10 August 17 The Straits Times by YASMINE YAHYA
United Overseas Bank, in its 80-year history, has been a witness to Asean's development from the very beginning, and a believer too.
Deputy chairman and chief executive officer Wee Ee Cheong said that regional blocs are not in fashion these days - Asean is turning 50 at a time of rising nationalist sentiment and policies.
However, the bank remains deeply committed to the region and believes much more potential remains to be tapped.
After all, Asean's growth outpaces that of the European Union and the United States. The region is expected to become the fourth largest economy by 2030, behind the EU, United States and China.
This growth presents immense opportunities for business, trade and investment, Mr Wee said. The region's collective potential is underpinned by strong fundamentals such as a young and vibrant workforce, a growing middle class and increasing intra-regional trade flows.
For this future to come to fruit- ion, connectivity will be key, he added.
After all, Asean has long been a trade-driven economic bloc. Together, the members bring to the table a wide range of comparative advantages such as low-cost labour, abundant natural resources and close intra-Asean governmental relationships.
The successful adoption of digital technology and data - from individuals and businesses to industries and economies - in the face of potential disruption will help to equip and to prepare Asean for the opportunities of the future.
MR WEE EE CHEONG, UOB's Deputy chairman and chief executive officer
The new Master Plan on Asean Connectivity 2025 adopted in September last year will help, he said, as it encourages further the development of the region's infrastructure, logistics, innovation, regulations and people mobility.
For its part, UOB's Foreign Direct Investment Advisory team, which was set up in 2011, has been connecting companies within Asean and beyond in China, Japan and Europe to business, trade and investment opportunities in the region.
Last year, the team facilitated more than $27 billion of business flows to South-east Asia's industries such as fast-moving consumer goods, natural resources, and building and construction.
Being able to support our customers as they seize these opportunities is one of the reasons we continue to deepen our presence in key Asean markets, such as in the frontier markets of Myanmar and Vietnam, Mr Wee said.

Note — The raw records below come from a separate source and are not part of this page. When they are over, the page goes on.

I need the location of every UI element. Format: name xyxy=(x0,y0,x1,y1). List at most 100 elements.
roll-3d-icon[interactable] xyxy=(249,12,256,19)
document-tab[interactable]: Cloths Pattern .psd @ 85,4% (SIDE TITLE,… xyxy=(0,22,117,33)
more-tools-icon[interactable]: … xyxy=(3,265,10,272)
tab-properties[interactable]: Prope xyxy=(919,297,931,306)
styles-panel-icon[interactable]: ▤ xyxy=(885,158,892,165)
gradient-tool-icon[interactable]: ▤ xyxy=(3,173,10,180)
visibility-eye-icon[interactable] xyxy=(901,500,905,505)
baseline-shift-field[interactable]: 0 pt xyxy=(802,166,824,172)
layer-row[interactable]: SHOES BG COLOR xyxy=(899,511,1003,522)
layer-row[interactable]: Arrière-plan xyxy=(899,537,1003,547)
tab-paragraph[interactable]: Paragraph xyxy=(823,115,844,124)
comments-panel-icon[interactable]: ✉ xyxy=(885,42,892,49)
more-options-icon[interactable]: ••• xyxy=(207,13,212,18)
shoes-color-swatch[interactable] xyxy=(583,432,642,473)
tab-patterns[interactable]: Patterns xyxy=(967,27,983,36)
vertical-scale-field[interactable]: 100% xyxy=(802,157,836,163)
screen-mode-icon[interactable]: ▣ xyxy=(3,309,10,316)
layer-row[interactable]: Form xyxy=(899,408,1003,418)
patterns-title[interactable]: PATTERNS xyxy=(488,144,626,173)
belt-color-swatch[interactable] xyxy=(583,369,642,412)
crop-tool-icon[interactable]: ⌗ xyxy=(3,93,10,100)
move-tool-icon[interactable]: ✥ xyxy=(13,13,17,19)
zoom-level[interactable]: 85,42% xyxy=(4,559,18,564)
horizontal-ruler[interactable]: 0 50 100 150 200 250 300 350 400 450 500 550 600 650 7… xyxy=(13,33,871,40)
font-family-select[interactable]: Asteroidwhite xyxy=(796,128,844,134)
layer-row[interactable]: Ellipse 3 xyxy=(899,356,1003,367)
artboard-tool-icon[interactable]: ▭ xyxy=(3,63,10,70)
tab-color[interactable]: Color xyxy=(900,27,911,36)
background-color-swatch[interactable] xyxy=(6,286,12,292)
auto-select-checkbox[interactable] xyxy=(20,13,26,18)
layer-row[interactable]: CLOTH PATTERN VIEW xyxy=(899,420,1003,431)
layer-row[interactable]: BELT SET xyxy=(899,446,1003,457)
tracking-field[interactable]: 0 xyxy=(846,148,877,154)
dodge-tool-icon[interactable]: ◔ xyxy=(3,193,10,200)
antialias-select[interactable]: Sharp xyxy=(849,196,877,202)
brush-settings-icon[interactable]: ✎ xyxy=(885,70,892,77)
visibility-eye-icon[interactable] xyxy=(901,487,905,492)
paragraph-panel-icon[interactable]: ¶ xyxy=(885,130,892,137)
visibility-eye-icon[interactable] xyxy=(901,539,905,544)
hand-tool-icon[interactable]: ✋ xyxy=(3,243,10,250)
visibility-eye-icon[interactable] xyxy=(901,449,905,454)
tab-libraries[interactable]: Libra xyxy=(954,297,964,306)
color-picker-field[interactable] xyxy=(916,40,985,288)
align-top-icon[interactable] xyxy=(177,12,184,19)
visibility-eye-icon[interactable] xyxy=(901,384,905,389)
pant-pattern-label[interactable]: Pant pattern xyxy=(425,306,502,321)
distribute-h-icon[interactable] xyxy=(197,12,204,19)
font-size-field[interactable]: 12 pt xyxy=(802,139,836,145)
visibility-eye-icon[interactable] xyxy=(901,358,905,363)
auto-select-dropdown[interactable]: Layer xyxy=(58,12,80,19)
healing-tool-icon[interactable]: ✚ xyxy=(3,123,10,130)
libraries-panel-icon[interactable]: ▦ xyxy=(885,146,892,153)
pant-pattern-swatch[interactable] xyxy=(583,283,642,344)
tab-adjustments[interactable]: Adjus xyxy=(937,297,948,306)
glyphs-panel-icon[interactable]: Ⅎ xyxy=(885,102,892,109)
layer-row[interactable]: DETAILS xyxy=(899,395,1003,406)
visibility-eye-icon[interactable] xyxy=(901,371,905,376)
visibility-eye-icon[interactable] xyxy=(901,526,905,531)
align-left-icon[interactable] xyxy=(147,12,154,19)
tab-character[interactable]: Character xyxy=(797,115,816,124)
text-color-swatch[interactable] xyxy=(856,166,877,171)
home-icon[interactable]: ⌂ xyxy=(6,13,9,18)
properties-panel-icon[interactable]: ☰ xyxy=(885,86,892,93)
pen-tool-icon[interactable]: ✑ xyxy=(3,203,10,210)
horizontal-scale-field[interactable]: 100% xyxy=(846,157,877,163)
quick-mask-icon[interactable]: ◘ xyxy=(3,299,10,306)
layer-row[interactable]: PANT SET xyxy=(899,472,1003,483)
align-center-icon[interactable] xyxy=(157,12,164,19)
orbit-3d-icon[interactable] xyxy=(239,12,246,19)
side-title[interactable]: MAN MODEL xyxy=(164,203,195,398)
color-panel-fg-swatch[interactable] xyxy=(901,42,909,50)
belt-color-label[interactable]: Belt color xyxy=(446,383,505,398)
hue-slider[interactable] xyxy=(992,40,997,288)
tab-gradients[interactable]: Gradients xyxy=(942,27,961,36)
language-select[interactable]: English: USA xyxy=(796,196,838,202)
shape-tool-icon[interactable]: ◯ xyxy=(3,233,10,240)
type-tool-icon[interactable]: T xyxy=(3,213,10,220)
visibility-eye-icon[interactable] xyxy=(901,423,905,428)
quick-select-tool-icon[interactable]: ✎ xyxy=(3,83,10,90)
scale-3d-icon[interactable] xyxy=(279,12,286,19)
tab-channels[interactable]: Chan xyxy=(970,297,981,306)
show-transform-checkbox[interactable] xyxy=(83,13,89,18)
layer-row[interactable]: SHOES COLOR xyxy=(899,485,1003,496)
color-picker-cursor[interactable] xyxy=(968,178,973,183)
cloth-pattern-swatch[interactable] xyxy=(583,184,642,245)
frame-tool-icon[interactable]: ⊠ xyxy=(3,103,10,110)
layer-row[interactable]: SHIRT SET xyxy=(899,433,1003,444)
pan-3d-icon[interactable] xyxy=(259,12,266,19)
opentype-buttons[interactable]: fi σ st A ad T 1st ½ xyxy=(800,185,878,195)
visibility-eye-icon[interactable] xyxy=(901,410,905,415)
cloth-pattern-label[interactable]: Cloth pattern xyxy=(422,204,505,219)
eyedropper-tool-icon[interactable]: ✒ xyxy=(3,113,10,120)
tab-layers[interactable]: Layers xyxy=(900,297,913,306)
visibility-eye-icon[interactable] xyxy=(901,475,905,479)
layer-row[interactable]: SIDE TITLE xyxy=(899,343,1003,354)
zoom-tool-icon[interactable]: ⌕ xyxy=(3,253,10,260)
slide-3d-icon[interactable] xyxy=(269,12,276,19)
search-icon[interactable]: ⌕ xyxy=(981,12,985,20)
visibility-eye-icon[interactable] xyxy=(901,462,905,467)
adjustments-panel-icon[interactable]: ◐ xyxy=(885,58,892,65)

UOB also recently became the first Singapore bank to receive an in-principle foreign-owned subsi- diary bank licence in Vietnam.
From here, the way forward for Asean is digital, Mr Wee said.
While the economy in the 20th century was driven by goods and services, the 21st century is being driven by digital technology and data, which can be effective enablers for inclusive and sustainable growth.
The successful adoption of digital technology and data - from individuals and businesses to industries and economies - in the face of potential disruption will help to equip and to prepare Asean for the opportunities of the future, he added.
Infrastructure development is another area which will fuel growth, Mr Wee said. Large-scale infrastructure projects such as the trans-Asian railway are connecting Asean to new opportunities. The economic benefits brought about by these projects will be enormous and will help to reinforce Asean's role in the global manufacturing and supply chains.
UOB has facilitated infrastructure development in Asean by, for example, financing the construction of gas-fired power plants and telecommunications towers in Myanmar and investing in one of Vietnam's largest privately-owned hydro-power companies, Bitexco Power Corporation.
Over the past five decades, the 10 Asean member countries have demonstrated the pragmatism of their approach to stability, growth and development through unity in diversity, Mr Wee said. UOB, with its deep roots in the region, remains very positive about the benefits that a strong, cohesive and prepared Asean will bring to individuals, businesses and industries.